Cache stores frequently or recently accessed instructions and data, offering faster access at the cost of smaller capacity.
Principle of Locality
Cache works well because most programs exhibit locality: they tend to reference data near other recently accessed data (spatial locality) or the same data repeatedly within a short time (temporal locality). Temporal locality means a memory address accessed once is likely to be accessed again soon; spatial locality means nearby addresses are likely to be accessed together.
Programs exploit locality by accessing loop variables (temporal) and arrays with unit stride (spatial). Example data‑side observations:
Variable sum is accessed each loop iteration (temporal locality).
Array a is accessed with stride 1 (spatial locality).
Instruction‑side observations:
Loop iterations exhibit temporal locality.
Linear instruction flow exhibits spatial locality.
Writing programs with good locality improves execution speed.
Memory Hierarchy
The hierarchy progresses from fast, small, expensive devices to slow, large, cheap ones: CPU registers (single‑cycle access), SRAM caches (few cycles), DRAM main memory (tens to hundreds of cycles), local disks (much slower), and optionally remote network storage accessed via protocols like NFS.
牛逼啊!接私活必备的 N 个开源项目!赶快收藏Each level k acts as a cache for the slower level k+1, storing a subset of its blocks. Data moves between levels in block‑sized units; block size may differ between adjacent levels (e.g., tens of bytes between L1/L2, hundreds of bytes between higher levels).
Cache Memory
Early computers had three levels: registers, DRAM main memory, and disk. As the CPU‑memory speed gap widened, designers added a small SRAM L1 cache, then a larger SRAM L2 cache.
Assume an address space of m bits (M = 2^m addresses). A cache is organized as S = 2^s sets, each containing E lines. Each line holds a block of B = 2^b bytes, a valid bit, and t = m‑(s+b) tag bits.
When E = 1 the cache is direct‑mapped. The access process consists of:
Set selection – extract s index bits from the address.
Line match – compare the tag bits t with the stored tag (valid bit must be set).
Word extraction – determine the byte offset within the block.
If a miss occurs, the required block is fetched from the next level and replaces the existing line (replacement policy for direct‑mapped caches is simply overwrite).
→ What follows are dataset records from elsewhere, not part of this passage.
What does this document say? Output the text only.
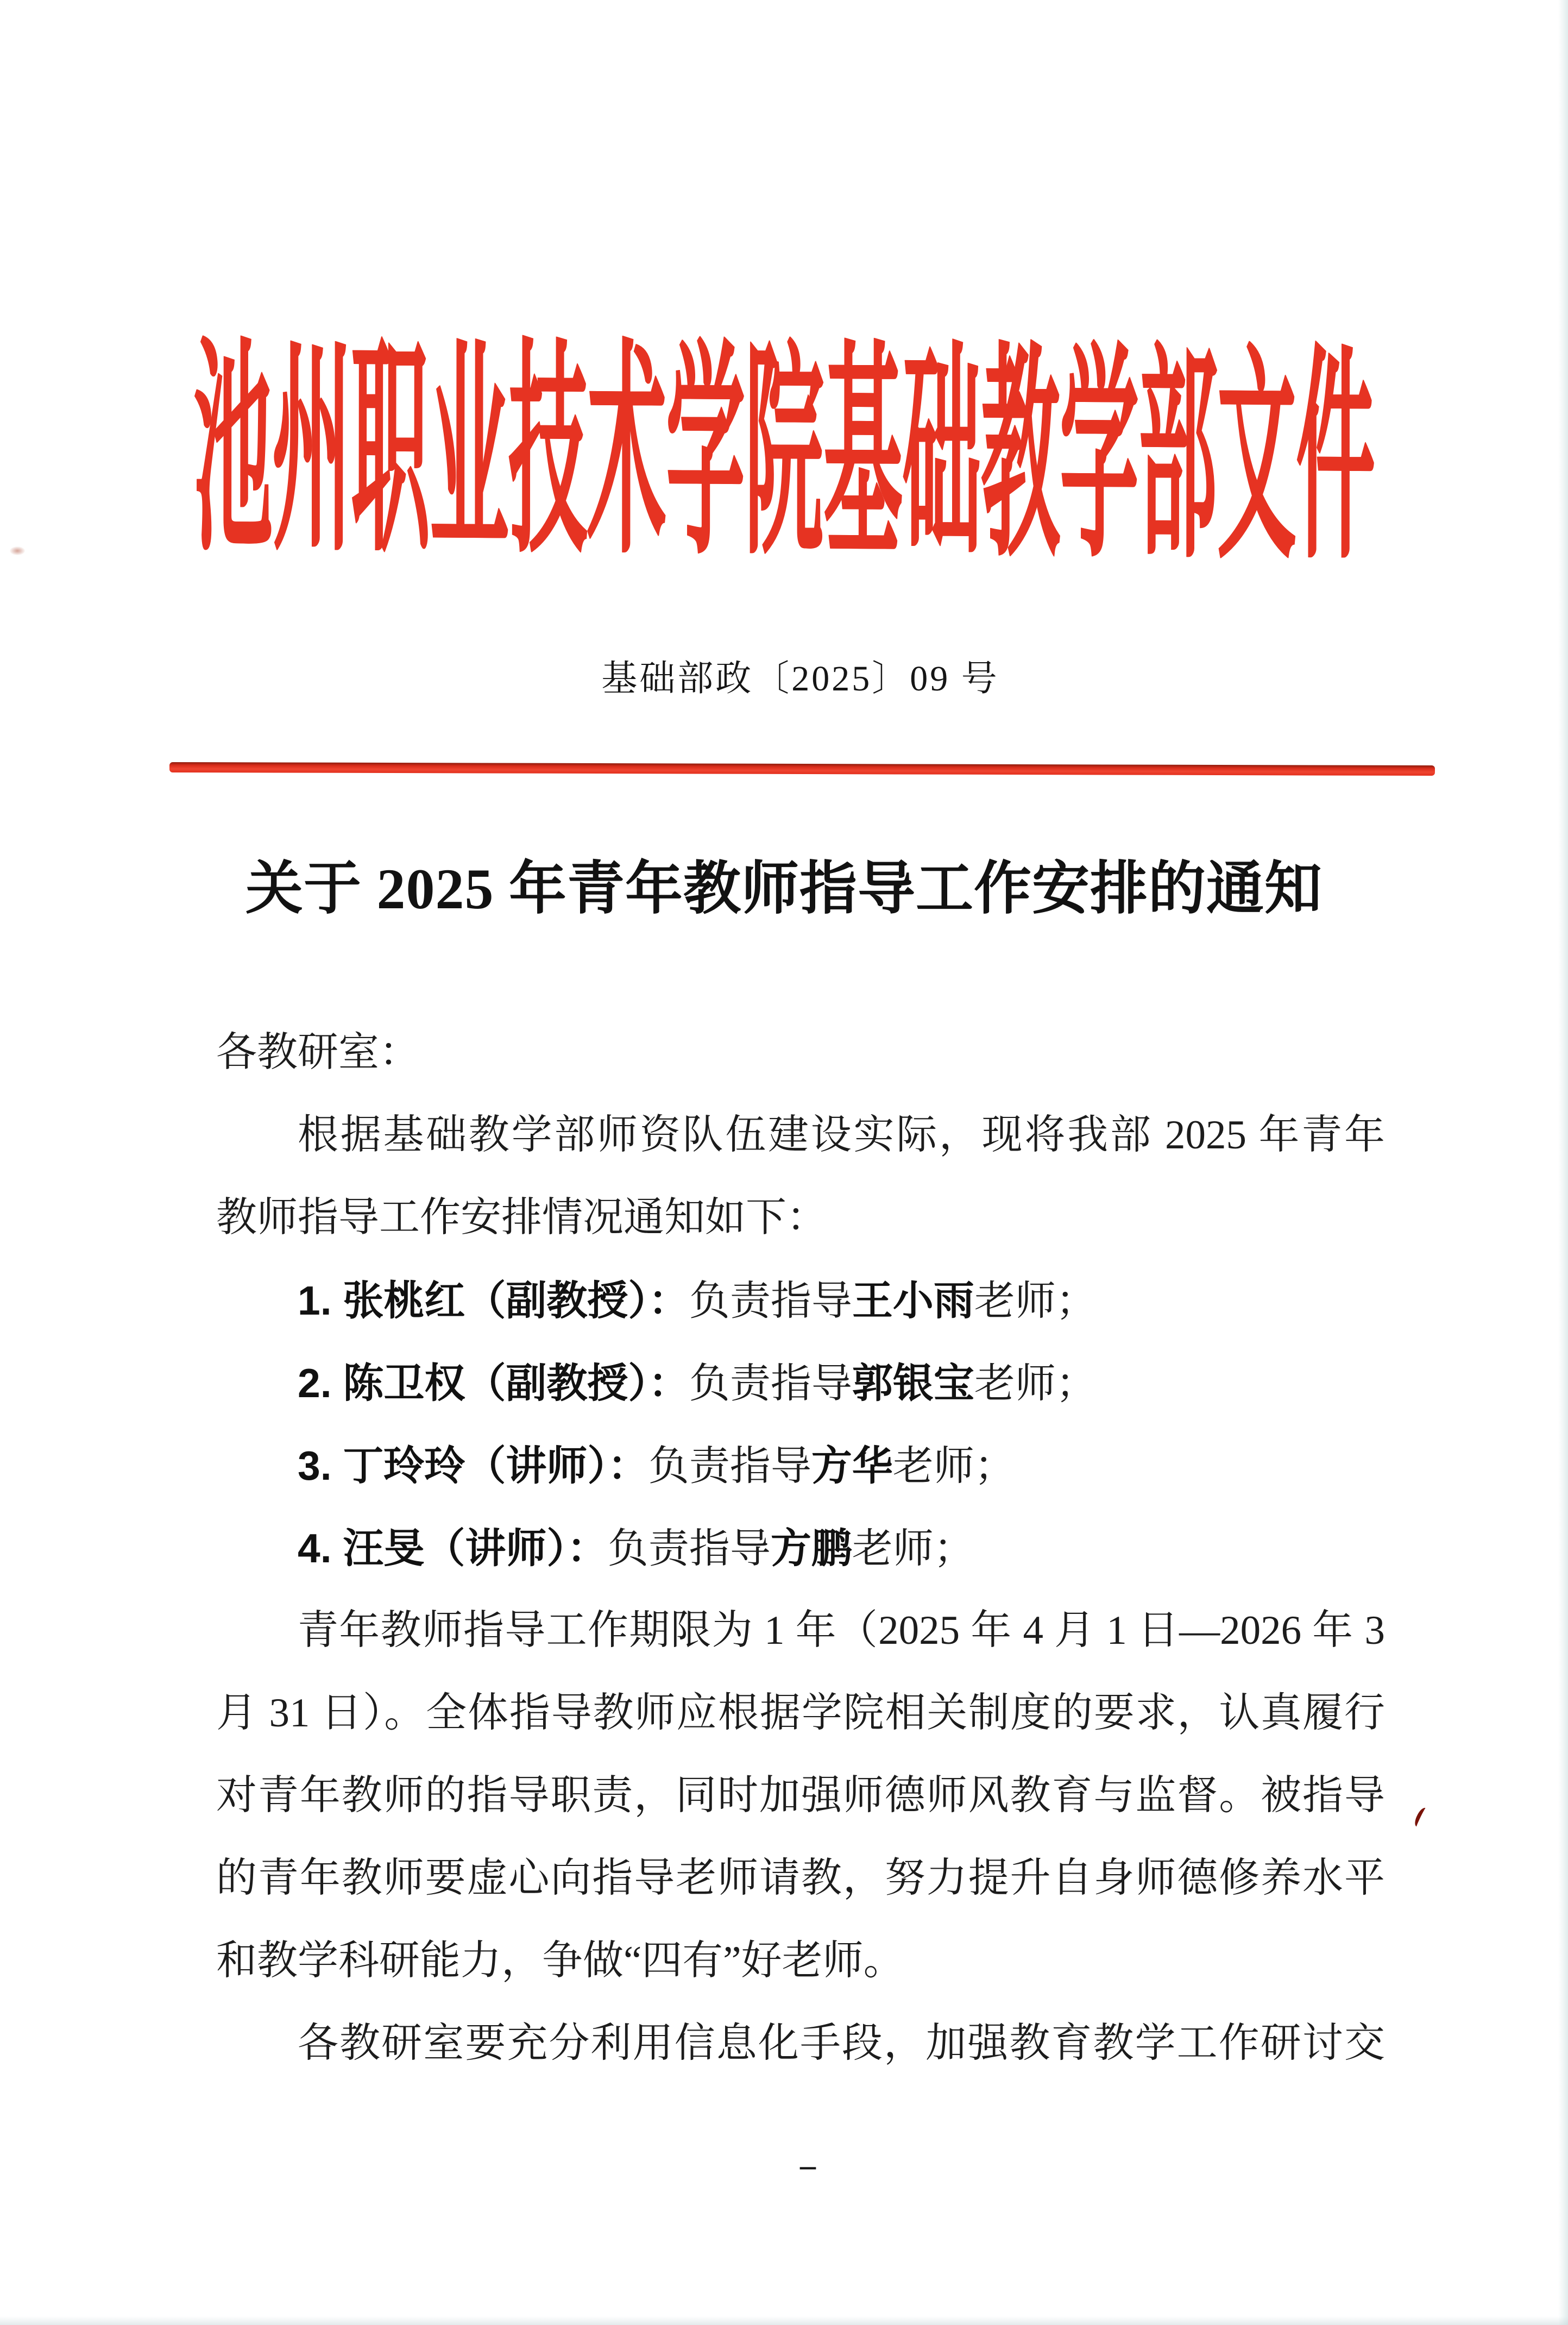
池州职业技术学院基础教学部文件
基础部政〔2025〕09 号
关于 2025 年青年教师指导工作安排的通知
各教研室：
根据基础教学部师资队伍建设实际，现将我部 2025 年青年
教师指导工作安排情况通知如下：
1. 张桃红（副教授）：负责指导王小雨老师；
2. 陈卫权（副教授）：负责指导郭银宝老师；
3. 丁玲玲（讲师）：负责指导方华老师；
4. 汪旻（讲师）：负责指导方鹏老师；
青年教师指导工作期限为 1 年（2025 年 4 月 1 日—2026 年 3
月 31 日）。全体指导教师应根据学院相关制度的要求，认真履行
对青年教师的指导职责，同时加强师德师风教育与监督。被指导
的青年教师要虚心向指导老师请教，努力提升自身师德修养水平
和教学科研能力，争做“四有”好老师。
各教研室要充分利用信息化手段，加强教育教学工作研讨交
–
Writing Cache‑Friendly Code
Two basic strategies:
Make the common case fast.
Minimize cache misses inside loops.
int sumvec(int v[N]) {
int i, sum = 0;
for (i = 0; i < N; i++) {
sum += v[i];
}
return sum;
}The loop variable and accumulator have good temporal locality; accessing the array with stride 1 gives good spatial locality, leading to a high cache‑hit rate.
Conclusion
Understanding the memory hierarchy is crucial for performance: data in registers is accessed in 0 cycles, in cache in ~4‑75 cycles, in main memory in hundreds of cycles, and on disk in millions of cycles. By placing frequently used data higher in the hierarchy, programmers can significantly speed up execution.
References
This article is based on the University of Washington course “The Hardware/Software Interface” (CS:APP – “Computer Systems: A Programmer’s Perspective”).